1832.
При Имени Пушкина тотчас осеняет мысль о русском национальном поэте. В самом деле, никто из поэтов наших не выше его и не может более назваться национальным; это право решительно принадлежит ему. В нем, как будто в лексиконе, заключилось всё богатство, сила и гибкость нашего языка. Он более всех, он далее раздвинул ему границы и более показал всё его пространство. Пушкин есть явление чрезвычайное и, может быть, единственное явление русского духа: это русской человек в его развитии, в каком он, может быть, явится чрез двести лет. В нем русская природа, русская душа, русской язык, русской характер отразились в такой же чистоте, в такой очищенной красоте, в какой отражается ландшафт на выпуклой поверхности оптического стекла.
Самая его жизнь совершенно русская. Тот же разгул и раздолье, к которому иногда позабывшись стремится русской и которое всегда нравится свежей русской молодежи, отразились на его первобытных годах вступления в свет. Судьба как нарочно забросила его туда, где границы России отличаются резкою, величавою характерностью; где гладкая неизмеримость России перерывается подоблачными горами и обвевается югом. Исполинский, покрытый вечным снегом Кавказ, среди знойных долин, поразил его; он, можно сказать, вызвал силу души его и разорвал последние цепи, которые еще тяготели на свободных мыслях. Его пленила вольная поэтическая жизнь дерзких горцев, их схватки, их быстрые, неотразимые набеги; и с этих пор кисть его приобрела тот широкий размах, ту быстроту и смелость, которая так дивила и поражала только что начинавшую читать Россию. Рисует ли он боевую схватку чеченца с козаком — слог его молния; он так же блещет, как сверкающие сабли, и летит быстрее самой битвы. Он один только певец Кавказа: он влюблен в него всею душою и чувствами; он проникнут и напитан его чудными окрестностями, южным небом, долинами прекрасной Грузии и великолепными крымскими ночами и садами. Может быть, оттого и в своих творениях он жарче и пламеннее там, где душа его коснулась юга. На них он невольно означил всю силу свою, и оттого произведения его, напитанные Кавказом, волею черкесской жизни и ночами Крыма, имели чудную, магическую силу: им изумлялись даже те, которые не имели столько вкуса и развития душевных способностей, чтобы быть в силах понимать его. Смелое более всего доступно, сильнее и просторнее раздвигает душу, а особливо юности, которая вся еще жаждет одного необыкновенного. Ни один поэт в России не имел такой завидной участи, как Пушкин. Ничья слава не распространялась так быстро. Все кстати и некстати считали обязанностию проговорить, а иногда исковеркать какие-нибудь ярко сверкающие отрывки его поэм. Его имя уже имело в себе что-то электрическое, и стоило только кому-нибудь из досужих марателей выставить его на своем творении, уже оно расходилось повсюду.

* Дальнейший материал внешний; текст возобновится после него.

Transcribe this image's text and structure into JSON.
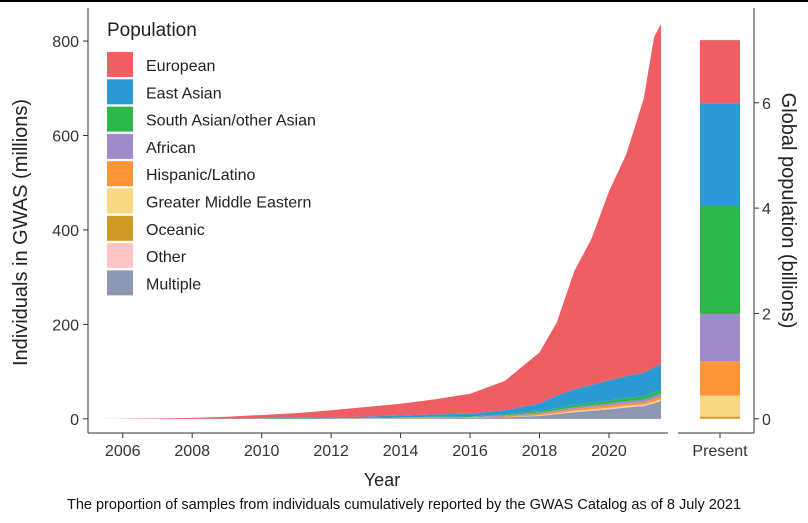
{
  "caption": "The proportion of samples from individuals cumulatively reported by the GWAS Catalog as of 8 July 2021",
  "chart_data": [
    {
      "type": "area",
      "xlabel": "Year",
      "ylabel": "Individuals in GWAS (millions)",
      "xlim": [
        2005,
        2021.7
      ],
      "ylim": [
        -30,
        870
      ],
      "x_ticks": [
        2006,
        2008,
        2010,
        2012,
        2014,
        2016,
        2018,
        2020
      ],
      "y_ticks": [
        0,
        200,
        400,
        600,
        800
      ],
      "legend": {
        "title": "Population",
        "placement": "top-left",
        "entries": [
          {
            "label": "European",
            "color": "#EE5E63"
          },
          {
            "label": "East Asian",
            "color": "#2B9AD3"
          },
          {
            "label": "South Asian/other Asian",
            "color": "#2DB84B"
          },
          {
            "label": "African",
            "color": "#A08AC9"
          },
          {
            "label": "Hispanic/Latino",
            "color": "#FB9538"
          },
          {
            "label": "Greater Middle Eastern",
            "color": "#F9D783"
          },
          {
            "label": "Oceanic",
            "color": "#CF9C25"
          },
          {
            "label": "Other",
            "color": "#FFC4C4"
          },
          {
            "label": "Multiple",
            "color": "#8C97B1"
          }
        ]
      },
      "x": [
        2005.3,
        2007,
        2008,
        2009,
        2010,
        2011,
        2012,
        2013,
        2014,
        2015,
        2016,
        2017,
        2018,
        2018.5,
        2019,
        2019.5,
        2020,
        2020.5,
        2021,
        2021.3,
        2021.5
      ],
      "series": [
        {
          "name": "Multiple",
          "values": [
            0,
            0,
            0,
            0,
            0,
            0,
            0,
            0.5,
            1,
            1.5,
            2,
            3,
            6,
            10,
            14,
            17,
            20,
            24,
            27,
            33,
            38
          ]
        },
        {
          "name": "Other",
          "values": [
            0,
            0,
            0,
            0,
            0,
            0,
            0,
            0,
            0,
            0,
            0,
            0,
            1,
            1,
            1.5,
            1.5,
            2,
            2,
            2,
            2,
            2
          ]
        },
        {
          "name": "Oceanic",
          "values": [
            0,
            0,
            0,
            0,
            0,
            0,
            0,
            0,
            0,
            0,
            0,
            0,
            0,
            0,
            0,
            0.5,
            0.5,
            0.5,
            0.5,
            0.5,
            0.5
          ]
        },
        {
          "name": "Greater Middle Eastern",
          "values": [
            0,
            0,
            0,
            0,
            0,
            0,
            0,
            0,
            0,
            0,
            0,
            0.2,
            0.5,
            0.5,
            1,
            1,
            1,
            1,
            1,
            1,
            1
          ]
        },
        {
          "name": "Hispanic/Latino",
          "values": [
            0,
            0,
            0,
            0,
            0,
            0,
            0.3,
            0.5,
            0.5,
            1,
            1,
            2,
            3,
            4,
            4,
            5,
            5,
            5,
            5,
            6,
            6
          ]
        },
        {
          "name": "African",
          "values": [
            0,
            0,
            0,
            0,
            0,
            0.2,
            0.3,
            0.5,
            0.5,
            1,
            1,
            2,
            3,
            3,
            4,
            4,
            4,
            5,
            5,
            6,
            6
          ]
        },
        {
          "name": "South Asian/other Asian",
          "values": [
            0,
            0,
            0,
            0,
            0.2,
            0.3,
            0.5,
            0.5,
            1,
            1,
            1,
            2,
            3,
            4,
            5,
            5,
            6,
            7,
            7,
            8,
            8
          ]
        },
        {
          "name": "East Asian",
          "values": [
            0,
            0,
            0,
            0.5,
            1,
            1.5,
            2,
            3,
            4,
            5,
            6,
            9,
            16,
            27,
            33,
            38,
            43,
            46,
            50,
            52,
            55
          ]
        },
        {
          "name": "European",
          "values": [
            0,
            1,
            2,
            4,
            7,
            10,
            15,
            20,
            25,
            32,
            42,
            62,
            108,
            155,
            250,
            310,
            400,
            470,
            580,
            700,
            720
          ]
        }
      ]
    },
    {
      "type": "bar",
      "xlabel": "Present",
      "ylabel": "Global population (billions)",
      "ylim": [
        -0.27,
        7.8
      ],
      "y_ticks": [
        0,
        2,
        4,
        6
      ],
      "categories": [
        "Present"
      ],
      "series": [
        {
          "name": "Oceanic",
          "values": [
            0.04
          ]
        },
        {
          "name": "Greater Middle Eastern",
          "values": [
            0.4
          ]
        },
        {
          "name": "Hispanic/Latino",
          "values": [
            0.65
          ]
        },
        {
          "name": "African",
          "values": [
            0.9
          ]
        },
        {
          "name": "South Asian/other Asian",
          "values": [
            2.05
          ]
        },
        {
          "name": "East Asian",
          "values": [
            1.95
          ]
        },
        {
          "name": "European",
          "values": [
            1.2
          ]
        }
      ]
    }
  ]
}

Он при самом начале своем уже был национален, потому что истинная национальность состоит не в описании сарафана, но в самом духе народа. Поэт даже может быть и тогда национален, когда описывает совершенно сторонний мир, но глядит на него глазами своей национальной стихии, глазами всего народа, когда чувствует и говорит так, что соотечественникам его кажется, будто это чувствуют и говорят они сами. Если должно сказать о тех достоинствах, которые составляют принадлежность Пушкина, отличающую его от других поэтов, то они заключаются в чрезвычайной быстроте описания и в необыкновенном искусстве немногими чертами означить весь предмет. Его эпитет так отчетист и смел, что иногда один заменяет целое описание; кисть его летает. Его небольшая пьеса всегда стоит целой поэмы. Вряд ли о ком из поэтов можно сказать, чтобы у него в коротенькой пьесе вмещалось столько величия, простоты и силы, сколько у Пушкина.

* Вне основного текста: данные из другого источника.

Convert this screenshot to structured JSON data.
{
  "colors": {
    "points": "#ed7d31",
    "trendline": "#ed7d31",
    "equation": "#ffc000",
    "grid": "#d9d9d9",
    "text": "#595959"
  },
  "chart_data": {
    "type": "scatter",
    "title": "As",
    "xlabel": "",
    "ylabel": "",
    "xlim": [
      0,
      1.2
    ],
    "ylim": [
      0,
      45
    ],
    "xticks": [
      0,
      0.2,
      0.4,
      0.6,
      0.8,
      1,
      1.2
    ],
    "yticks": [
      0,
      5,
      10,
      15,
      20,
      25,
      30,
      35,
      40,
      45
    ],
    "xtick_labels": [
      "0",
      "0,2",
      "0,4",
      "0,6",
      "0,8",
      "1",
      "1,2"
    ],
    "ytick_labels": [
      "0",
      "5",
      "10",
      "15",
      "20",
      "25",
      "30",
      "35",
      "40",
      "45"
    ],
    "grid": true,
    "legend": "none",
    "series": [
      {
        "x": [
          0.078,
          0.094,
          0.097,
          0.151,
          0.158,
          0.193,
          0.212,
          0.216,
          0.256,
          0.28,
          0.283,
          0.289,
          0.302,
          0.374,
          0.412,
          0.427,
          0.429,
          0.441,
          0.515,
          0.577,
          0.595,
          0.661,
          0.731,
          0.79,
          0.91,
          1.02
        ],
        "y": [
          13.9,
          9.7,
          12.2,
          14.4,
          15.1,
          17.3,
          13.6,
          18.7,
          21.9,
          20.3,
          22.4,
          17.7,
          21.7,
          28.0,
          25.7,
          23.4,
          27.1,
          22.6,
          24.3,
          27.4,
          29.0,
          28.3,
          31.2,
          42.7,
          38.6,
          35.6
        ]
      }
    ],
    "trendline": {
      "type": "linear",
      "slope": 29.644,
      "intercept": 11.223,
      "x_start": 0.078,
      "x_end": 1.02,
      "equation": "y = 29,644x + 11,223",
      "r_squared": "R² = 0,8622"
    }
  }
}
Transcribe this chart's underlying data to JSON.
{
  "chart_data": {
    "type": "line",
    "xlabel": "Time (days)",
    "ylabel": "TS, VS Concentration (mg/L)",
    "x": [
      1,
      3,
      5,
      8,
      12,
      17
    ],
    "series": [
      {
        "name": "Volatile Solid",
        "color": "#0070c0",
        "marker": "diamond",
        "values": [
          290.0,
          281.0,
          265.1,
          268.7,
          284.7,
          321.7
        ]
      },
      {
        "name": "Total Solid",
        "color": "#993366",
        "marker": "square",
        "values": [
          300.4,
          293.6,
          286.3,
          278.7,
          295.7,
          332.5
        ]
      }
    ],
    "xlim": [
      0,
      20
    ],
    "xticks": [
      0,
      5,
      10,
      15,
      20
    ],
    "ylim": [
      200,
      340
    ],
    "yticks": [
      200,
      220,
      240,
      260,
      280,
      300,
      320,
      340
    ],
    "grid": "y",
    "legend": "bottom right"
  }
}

Но последние его поэмы, писанные им в то время, когда Кавказ скрылся от него со всем своим грозным величием и державно возносящеюся из-за облак вершиною, и он погрузился в сердце России, в ее обыкновенные равнины, предался глубже исследованию жизни и нравов своих соотечественников и захотел быть вполне национальным поэтом, — его поэмы уже не всех поразили тою яркостью и ослепительной смелостью, какими дышит у него всё, где ни являются Эльбрус, горцы, Крым и Грузия.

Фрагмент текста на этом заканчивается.